2° Il est d’un imprudent, d’un fou, et même d’un mauvais citoyen de chercher à diminuer parmi les hommes l’observation de la justice et la pratique de la bienfaisance. Or que peuvent opérer pareilles propositions sinon de diminuer dans les magistrats le désir de soutenir et de rectifier les opinions religieuses sur les punitions et sur les récompenses d’une seconde vie ; et voilà le tort de certains prétendus esprits forts assez sots pour viser à détruire des opinions qui sont très vraies et très solides sur la seconde vie, mais opinions qui, quand elles seraient fausses, ce qu’ils ne peuvent jamais démontrer, seraient cependant infiniment utiles à la grande diminution des maux et à la grande augmentation des biens de la société dont ils font partie.
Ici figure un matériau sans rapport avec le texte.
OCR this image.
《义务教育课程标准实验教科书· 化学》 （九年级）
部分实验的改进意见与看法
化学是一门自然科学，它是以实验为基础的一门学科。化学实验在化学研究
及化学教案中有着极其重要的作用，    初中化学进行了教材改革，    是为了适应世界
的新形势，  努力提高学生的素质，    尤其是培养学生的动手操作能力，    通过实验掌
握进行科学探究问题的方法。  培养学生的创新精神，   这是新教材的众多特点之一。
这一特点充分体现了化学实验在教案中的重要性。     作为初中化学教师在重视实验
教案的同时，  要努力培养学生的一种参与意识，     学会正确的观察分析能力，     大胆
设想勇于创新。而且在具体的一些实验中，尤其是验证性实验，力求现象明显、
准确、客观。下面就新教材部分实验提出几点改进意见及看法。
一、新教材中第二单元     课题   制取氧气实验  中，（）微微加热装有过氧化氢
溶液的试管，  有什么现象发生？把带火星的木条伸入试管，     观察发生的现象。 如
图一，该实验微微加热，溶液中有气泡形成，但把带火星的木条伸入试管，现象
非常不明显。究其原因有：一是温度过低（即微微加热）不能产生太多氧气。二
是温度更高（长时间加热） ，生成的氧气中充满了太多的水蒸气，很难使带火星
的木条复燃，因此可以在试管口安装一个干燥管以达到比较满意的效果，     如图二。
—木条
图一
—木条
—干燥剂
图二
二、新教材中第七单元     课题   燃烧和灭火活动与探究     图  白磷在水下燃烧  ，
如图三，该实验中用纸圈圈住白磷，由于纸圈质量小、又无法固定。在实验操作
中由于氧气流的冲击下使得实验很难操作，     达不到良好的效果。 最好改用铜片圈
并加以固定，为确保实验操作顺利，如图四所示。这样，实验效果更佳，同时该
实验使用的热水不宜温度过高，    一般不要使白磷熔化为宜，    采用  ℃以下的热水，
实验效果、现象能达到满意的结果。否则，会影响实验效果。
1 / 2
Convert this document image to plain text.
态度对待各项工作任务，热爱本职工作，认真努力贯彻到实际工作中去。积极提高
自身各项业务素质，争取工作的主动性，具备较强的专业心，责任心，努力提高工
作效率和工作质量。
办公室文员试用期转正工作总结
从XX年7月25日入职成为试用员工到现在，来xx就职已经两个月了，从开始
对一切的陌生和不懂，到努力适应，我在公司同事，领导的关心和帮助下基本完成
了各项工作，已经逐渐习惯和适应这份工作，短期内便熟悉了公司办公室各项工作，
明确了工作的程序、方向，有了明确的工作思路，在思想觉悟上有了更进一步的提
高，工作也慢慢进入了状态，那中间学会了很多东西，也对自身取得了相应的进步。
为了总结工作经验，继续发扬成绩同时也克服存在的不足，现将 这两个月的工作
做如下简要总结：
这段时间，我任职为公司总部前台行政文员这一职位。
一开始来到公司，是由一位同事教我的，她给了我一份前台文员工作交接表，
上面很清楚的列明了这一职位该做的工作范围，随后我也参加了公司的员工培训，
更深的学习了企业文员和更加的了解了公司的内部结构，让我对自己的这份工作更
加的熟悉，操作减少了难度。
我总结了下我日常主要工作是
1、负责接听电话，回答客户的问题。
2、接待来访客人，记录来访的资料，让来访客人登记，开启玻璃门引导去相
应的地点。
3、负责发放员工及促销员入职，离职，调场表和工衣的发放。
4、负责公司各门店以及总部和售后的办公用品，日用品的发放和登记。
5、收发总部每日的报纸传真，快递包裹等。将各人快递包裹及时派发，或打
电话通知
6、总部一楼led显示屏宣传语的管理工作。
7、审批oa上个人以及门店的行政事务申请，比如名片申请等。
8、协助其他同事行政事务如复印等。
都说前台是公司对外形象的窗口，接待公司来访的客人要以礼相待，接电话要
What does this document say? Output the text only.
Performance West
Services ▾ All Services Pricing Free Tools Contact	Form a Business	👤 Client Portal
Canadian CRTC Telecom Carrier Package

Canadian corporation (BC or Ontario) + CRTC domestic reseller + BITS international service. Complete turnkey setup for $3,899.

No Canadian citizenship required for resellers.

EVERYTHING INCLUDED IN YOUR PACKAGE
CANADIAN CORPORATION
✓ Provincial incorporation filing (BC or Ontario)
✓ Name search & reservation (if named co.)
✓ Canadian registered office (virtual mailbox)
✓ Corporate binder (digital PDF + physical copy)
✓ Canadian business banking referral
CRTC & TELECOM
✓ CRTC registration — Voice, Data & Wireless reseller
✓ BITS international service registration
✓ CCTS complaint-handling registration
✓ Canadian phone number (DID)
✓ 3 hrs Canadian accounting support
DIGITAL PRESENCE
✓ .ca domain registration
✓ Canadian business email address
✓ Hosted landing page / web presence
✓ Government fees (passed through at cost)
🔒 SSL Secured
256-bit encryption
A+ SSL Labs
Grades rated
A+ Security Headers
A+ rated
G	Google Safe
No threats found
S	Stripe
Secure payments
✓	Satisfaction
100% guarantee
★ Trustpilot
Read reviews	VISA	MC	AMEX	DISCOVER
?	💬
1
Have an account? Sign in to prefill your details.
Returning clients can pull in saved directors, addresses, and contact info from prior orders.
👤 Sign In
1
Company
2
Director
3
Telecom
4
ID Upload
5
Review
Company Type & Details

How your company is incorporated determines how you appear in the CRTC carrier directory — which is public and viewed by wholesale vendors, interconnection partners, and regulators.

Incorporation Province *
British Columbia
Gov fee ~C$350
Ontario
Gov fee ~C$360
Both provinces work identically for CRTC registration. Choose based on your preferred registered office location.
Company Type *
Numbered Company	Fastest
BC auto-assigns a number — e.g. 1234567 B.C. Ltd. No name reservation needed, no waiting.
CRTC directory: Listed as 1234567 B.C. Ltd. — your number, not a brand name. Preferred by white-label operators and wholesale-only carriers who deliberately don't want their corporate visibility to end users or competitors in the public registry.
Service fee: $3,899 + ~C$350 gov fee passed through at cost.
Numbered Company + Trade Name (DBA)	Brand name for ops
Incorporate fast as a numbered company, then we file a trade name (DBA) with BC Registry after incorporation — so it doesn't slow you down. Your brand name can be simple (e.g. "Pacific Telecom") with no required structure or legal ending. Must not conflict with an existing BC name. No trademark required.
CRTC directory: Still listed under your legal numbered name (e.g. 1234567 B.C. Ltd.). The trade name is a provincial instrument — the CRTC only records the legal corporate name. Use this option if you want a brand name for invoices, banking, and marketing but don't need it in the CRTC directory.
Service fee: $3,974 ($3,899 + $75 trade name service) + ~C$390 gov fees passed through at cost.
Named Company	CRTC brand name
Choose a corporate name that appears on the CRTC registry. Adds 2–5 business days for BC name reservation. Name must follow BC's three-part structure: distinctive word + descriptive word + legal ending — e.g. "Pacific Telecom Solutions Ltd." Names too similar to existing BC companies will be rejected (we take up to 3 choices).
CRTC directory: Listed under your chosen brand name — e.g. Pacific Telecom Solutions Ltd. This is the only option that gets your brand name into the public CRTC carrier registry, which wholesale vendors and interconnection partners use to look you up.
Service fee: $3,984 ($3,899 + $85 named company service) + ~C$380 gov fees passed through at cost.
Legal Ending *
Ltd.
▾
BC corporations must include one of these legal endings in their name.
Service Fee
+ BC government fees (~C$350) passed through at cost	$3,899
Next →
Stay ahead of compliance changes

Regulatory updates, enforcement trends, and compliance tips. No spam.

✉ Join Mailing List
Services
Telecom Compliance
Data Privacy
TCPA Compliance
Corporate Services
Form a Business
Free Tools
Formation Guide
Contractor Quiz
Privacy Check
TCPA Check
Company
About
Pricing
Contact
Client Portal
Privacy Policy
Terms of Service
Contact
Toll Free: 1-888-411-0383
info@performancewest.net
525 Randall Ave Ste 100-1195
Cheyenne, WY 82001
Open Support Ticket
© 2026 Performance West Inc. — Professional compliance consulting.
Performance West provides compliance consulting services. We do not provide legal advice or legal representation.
Voilà pourquoi M. Bayle, avec tous les agréments de son esprit, m’a toujours paru un [•] homme très imprudent et un mauvais citoyen qui, semblable à Érostrate, pour se faire un nom immortel, a pris le parti de soutenir des opinions très opposées au bonheur de sa patrie.

§ 14

3° Quant au fond, il a très mal raisonné. Car de la seule idée de dieu juste [•] et bienfaisant suit nécessairement la punition et la récompense de la seconde vie, comme je l’ai montré ailleurs ; il a, ce me semble, très mal choisi entre les diverses gloires où il pouvait aspirer.


1.L’auteur désigne les Pensées diverses écrites à un docteur de la Sorbonne, à l’occasion de la comète qui parut au mois de décembre 1680 [1683], mais sa réfutation peut aussi viser des arguments développés dans la Continuation des Pensées diverses sur la comète [1704].
2.Voir les Pensées diverses sur la comète [1683], Andrée Prat et Pierre Rétat (éd.), Paris, Nizet, 1984, t. II, CXLV, p. 34-35.
3.Russien : synonyme de russe.
4.Devenue indépendante du patriarche de Constantinople, l’Église de Moscovie suivait les cérémonies de l’Église grecque : voir Moréri, Le grand dictionnaire historique, ou le mélange curieux de l’histoire sacrée et profane, Lyon, Gyrin et Rivière, 1683, t. II, partie 1, art.  « Moscovie ».